Data on Wednesday showed real gross domestic product, or GDP, fell at a 0.3% quarter-on-quarter annual rate, but domestic demand was strong, with consumption up 1.8% and nonresidential fixed investment up 9.8%.

The surge in imports subtracted 5 percentage points from GDP growth, the economists added, while inventories rose enough to add back 2.3 percentage points, indicating that without the surge in imports, economic growth would have positive. This suggests that the GDP weakness is exaggerated because "the imports don’t fully appear in the spending parts of the GDP accounts."
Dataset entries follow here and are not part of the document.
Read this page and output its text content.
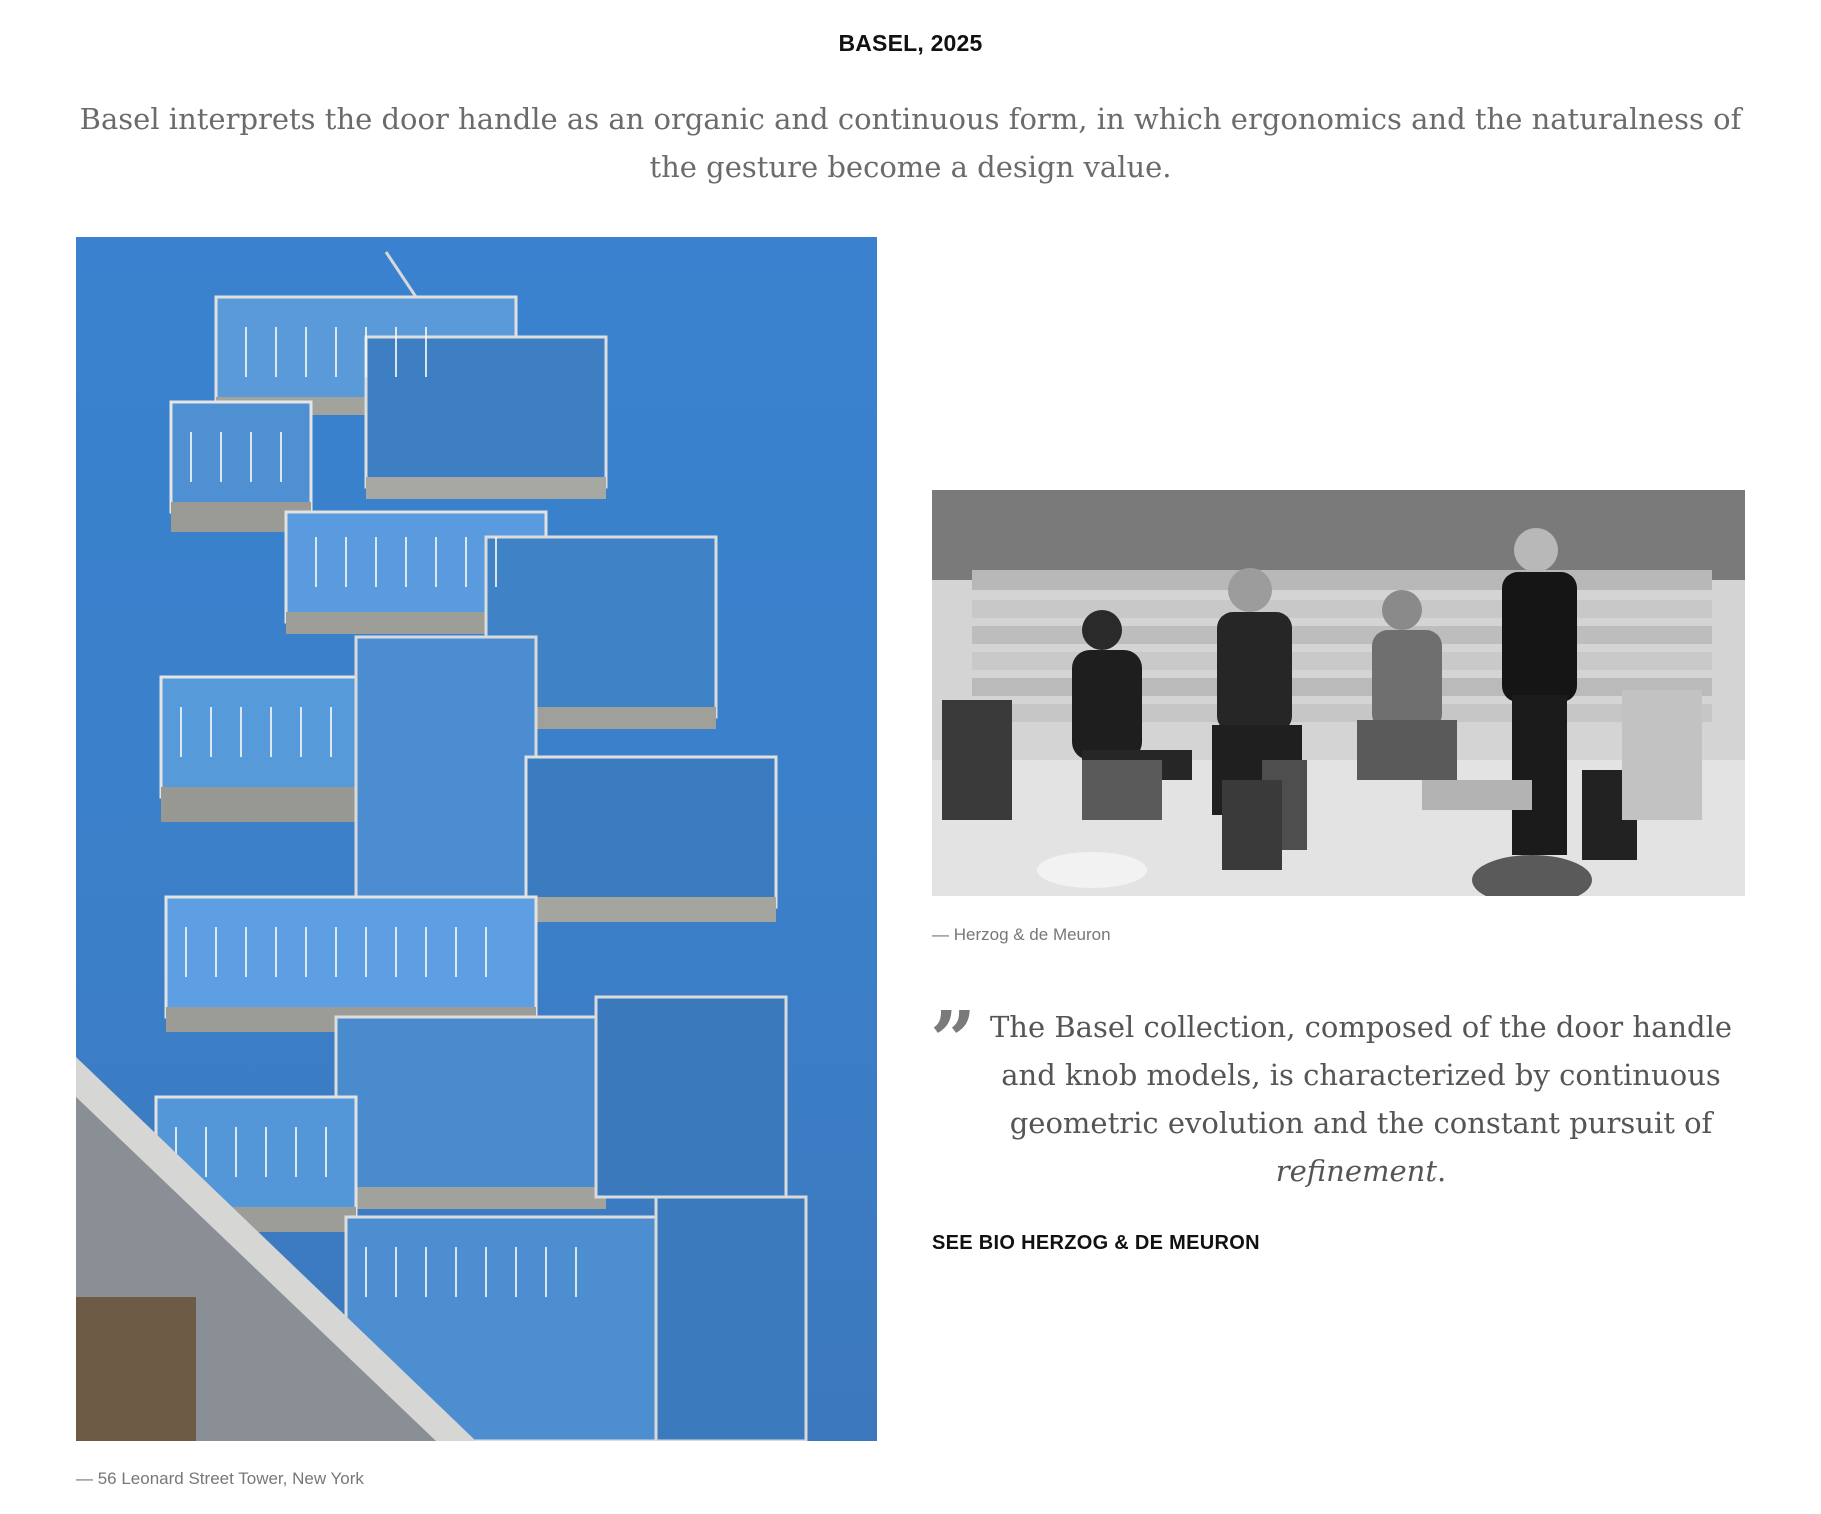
BASEL, 2025
Basel interprets the door handle as an organic and continuous form, in which ergonomics and the naturalness of the gesture become a design value.
— 56 Leonard Street Tower, New York
— Herzog & de Meuron
” The Basel collection, composed of the door handle and knob models, is characterized by continuous geometric evolution and the constant pursuit of refinement.
SEE BIO HERZOG & DE MEURON
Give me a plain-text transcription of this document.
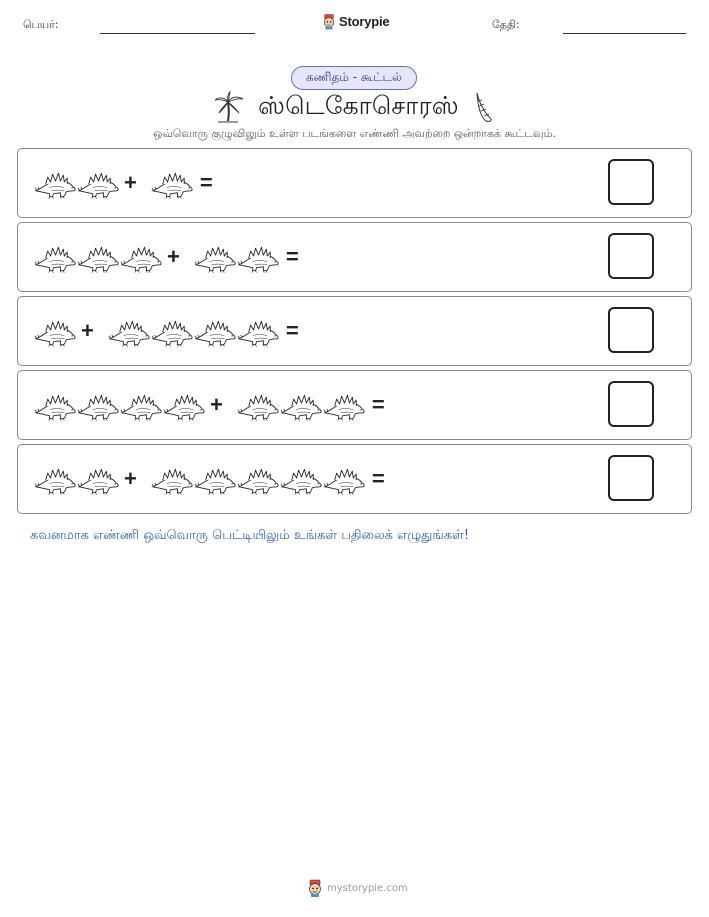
பெயர்:	Storypie	தேதி:
கணிதம் - கூட்டல்
ஸ்டெகோசொரஸ்
ஒவ்வொரு குழுவிலும் உள்ள படங்களை எண்ணி அவற்றை ஒன்றாகக் கூட்டவும்.
+	=
+	=
+	=
+	=
+	=
கவனமாக எண்ணி ஒவ்வொரு பெட்டியிலும் உங்கள் பதிலைக் எழுதுங்கள்!
mystorypie.com
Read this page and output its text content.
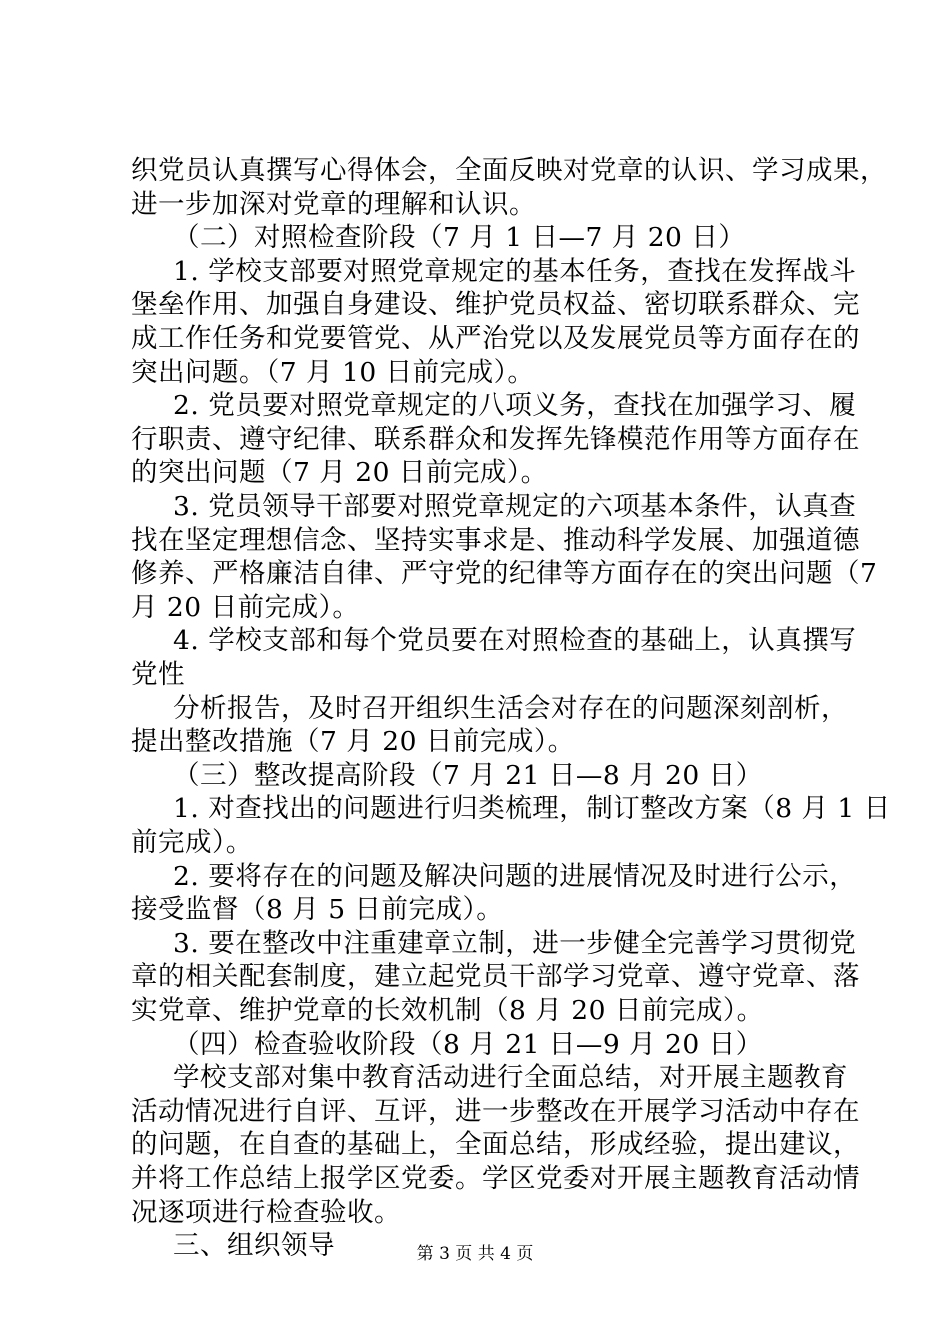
织党员认真撰写心得体会，全面反映对党章的认识、学习成果，
进一步加深对党章的理解和认识。
（二）对照检查阶段（7 月 1 日—7 月 20 日）
1. 学校支部要对照党章规定的基本任务，查找在发挥战斗
堡垒作用、加强自身建设、维护党员权益、密切联系群众、完
成工作任务和党要管党、从严治党以及发展党员等方面存在的
突出问题。（7 月 10 日前完成）。
2. 党员要对照党章规定的八项义务，查找在加强学习、履
行职责、遵守纪律、联系群众和发挥先锋模范作用等方面存在
的突出问题（7 月 20 日前完成）。
3. 党员领导干部要对照党章规定的六项基本条件，认真查
找在坚定理想信念、坚持实事求是、推动科学发展、加强道德
修养、严格廉洁自律、严守党的纪律等方面存在的突出问题（7
月 20 日前完成）。
4. 学校支部和每个党员要在对照检查的基础上，认真撰写
党性
分析报告，及时召开组织生活会对存在的问题深刻剖析，
提出整改措施（7 月 20 日前完成）。
（三）整改提高阶段（7 月 21 日—8 月 20 日）
1. 对查找出的问题进行归类梳理，制订整改方案（8 月 1 日
前完成）。
2. 要将存在的问题及解决问题的进展情况及时进行公示，
接受监督（8 月 5 日前完成）。
3. 要在整改中注重建章立制，进一步健全完善学习贯彻党
章的相关配套制度，建立起党员干部学习党章、遵守党章、落
实党章、维护党章的长效机制（8 月 20 日前完成）。
（四）检查验收阶段（8 月 21 日—9 月 20 日）
学校支部对集中教育活动进行全面总结，对开展主题教育
活动情况进行自评、互评，进一步整改在开展学习活动中存在
的问题，在自查的基础上，全面总结，形成经验，提出建议，
并将工作总结上报学区党委。学区党委对开展主题教育活动情
况逐项进行检查验收。
三、组织领导	第 3 页 共 4 页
Inflation pressures, meanwhile, also intensified, with core PCE prices rising 3.5% year-over-year, above consensus expectations.

Morgan Stanley noted upside risks to the monthly inflation forecast for March, driven by sectors like financial services, transportation, and healthcare.

As many debate whether this is the peak hit from tariffs, Morgan Stanley cautions that the first-quarter data do not fully reflect the economic impact of ongoing policy changes such as tariffs, government layoffs, and immigration restrictions.

“We continue to expect a surge in inflation, slowing employment growth but little rise in the unemployment rate, and a sharp slowing in real spending,” it added.

Imports are likely to reverse course in Q2, turning from a headwind to a tailwind as the pull-forward tariff-driven demand slows.

While the Q1 growth scare put recession fears front and center once again, the Fed is likely to take comfort from underlying signs of solid demand.

"The Fed can be confident that demand was solid, but the 1Q GDP data do not bear much on the economic effects of ongoing policy changes," Morgan Stanley added.